Credit Card Companies a Leading Cause of Bankruptcy
The need for bankruptcy relief can be brought about my many different reasons. One very common reason is credit card debt. In many bankruptcy cases I have seen filed in Illinois, credit card debt forces an unassuming consumer into a terrible financial situation. This is no accident.
Credit card companies have many tricks that they use which cause the consumer to rack up charges that they can not keep up with. They charge fees such as annual fees, start up fees and over-limit fees. Additionally, they apply ridiculously high interests rates to credit card purchases and cash advances. In a recent article published by the Nation, an individual’s struggle with credit card debt was recounted. “He wound up paying $6,300 on a $3,200 debt on a credit card issued by J.P. Morgan Chase & Co., and still owed $4,400. He was charged $4,900 in interest, $1,100 in late fees and $1,500 in over-the-limit fees.” This is an all too common story.
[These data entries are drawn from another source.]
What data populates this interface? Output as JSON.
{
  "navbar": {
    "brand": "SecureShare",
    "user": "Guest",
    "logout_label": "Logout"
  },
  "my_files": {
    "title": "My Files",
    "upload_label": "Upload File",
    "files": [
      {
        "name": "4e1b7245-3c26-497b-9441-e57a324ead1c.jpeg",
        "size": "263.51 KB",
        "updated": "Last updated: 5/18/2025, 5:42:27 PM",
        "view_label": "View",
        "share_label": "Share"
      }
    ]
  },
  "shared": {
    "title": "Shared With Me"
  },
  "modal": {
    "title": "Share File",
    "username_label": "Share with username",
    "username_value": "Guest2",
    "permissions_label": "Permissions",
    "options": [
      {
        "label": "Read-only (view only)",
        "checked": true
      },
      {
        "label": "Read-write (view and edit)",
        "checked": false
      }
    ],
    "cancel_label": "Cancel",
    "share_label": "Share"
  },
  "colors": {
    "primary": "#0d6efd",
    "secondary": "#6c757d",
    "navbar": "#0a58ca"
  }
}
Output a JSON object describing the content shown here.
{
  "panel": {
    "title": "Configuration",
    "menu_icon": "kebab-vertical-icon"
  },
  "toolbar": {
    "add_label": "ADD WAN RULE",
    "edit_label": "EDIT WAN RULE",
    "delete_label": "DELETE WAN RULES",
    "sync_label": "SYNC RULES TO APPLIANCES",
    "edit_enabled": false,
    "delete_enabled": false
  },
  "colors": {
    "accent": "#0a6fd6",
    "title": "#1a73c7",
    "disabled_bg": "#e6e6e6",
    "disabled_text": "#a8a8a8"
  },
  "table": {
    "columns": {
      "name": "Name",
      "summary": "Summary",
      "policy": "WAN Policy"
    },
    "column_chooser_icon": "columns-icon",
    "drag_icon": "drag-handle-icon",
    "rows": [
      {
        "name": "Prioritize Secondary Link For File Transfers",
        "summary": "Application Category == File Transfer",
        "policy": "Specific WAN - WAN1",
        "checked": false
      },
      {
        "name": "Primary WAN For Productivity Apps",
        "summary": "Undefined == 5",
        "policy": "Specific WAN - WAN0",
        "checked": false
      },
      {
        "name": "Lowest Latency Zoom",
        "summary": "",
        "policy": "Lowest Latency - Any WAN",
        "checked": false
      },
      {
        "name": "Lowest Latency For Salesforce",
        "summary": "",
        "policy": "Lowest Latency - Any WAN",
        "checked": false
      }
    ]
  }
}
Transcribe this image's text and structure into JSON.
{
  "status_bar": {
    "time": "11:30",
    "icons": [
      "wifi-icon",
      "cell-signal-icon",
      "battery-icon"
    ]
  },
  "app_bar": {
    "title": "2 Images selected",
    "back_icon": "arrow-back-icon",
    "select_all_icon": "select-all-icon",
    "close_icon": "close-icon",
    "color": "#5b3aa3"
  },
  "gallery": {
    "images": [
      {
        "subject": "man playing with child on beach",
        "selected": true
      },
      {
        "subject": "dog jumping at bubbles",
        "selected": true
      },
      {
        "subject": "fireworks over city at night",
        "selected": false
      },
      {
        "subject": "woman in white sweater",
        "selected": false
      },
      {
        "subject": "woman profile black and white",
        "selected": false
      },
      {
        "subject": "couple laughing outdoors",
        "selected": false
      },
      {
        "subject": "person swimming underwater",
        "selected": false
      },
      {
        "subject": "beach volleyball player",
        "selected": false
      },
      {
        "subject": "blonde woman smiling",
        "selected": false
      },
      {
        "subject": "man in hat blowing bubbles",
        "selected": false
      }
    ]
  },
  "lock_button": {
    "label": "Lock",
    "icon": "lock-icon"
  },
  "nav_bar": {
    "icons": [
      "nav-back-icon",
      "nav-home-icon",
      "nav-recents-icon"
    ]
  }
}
Moreover, credit card companies are starting to seek out individuals whom they know will struggle to repay their credit cards or loans. “These days, banks search for people who cannot pay them back and lend them money anyhow. These unsecured loans come in the form of credit cards. And the banks cannot find enough young people, students, sick people and old people on small fixed incomes to give credit cards to.”
Be wary of credit cards, and the harm they can cause. Always scrutinize any credit card offer very carefully and understand the risks involved in using credit. Bankruptcy relief can help you if these debts get out of hand, but avoiding financial troubles all together is clearly preferable. For those of you that are in this sort of financial trouble, avail yourselves of bankruptcy relief through a proper bankruptcy attorney.
Reader Comments (1)
For all my financial life I have one question: If They are so fond of cheating - what do they hope for when their debtor isn't capable of dealing with his/her debt level? No money - no profit, isn't it?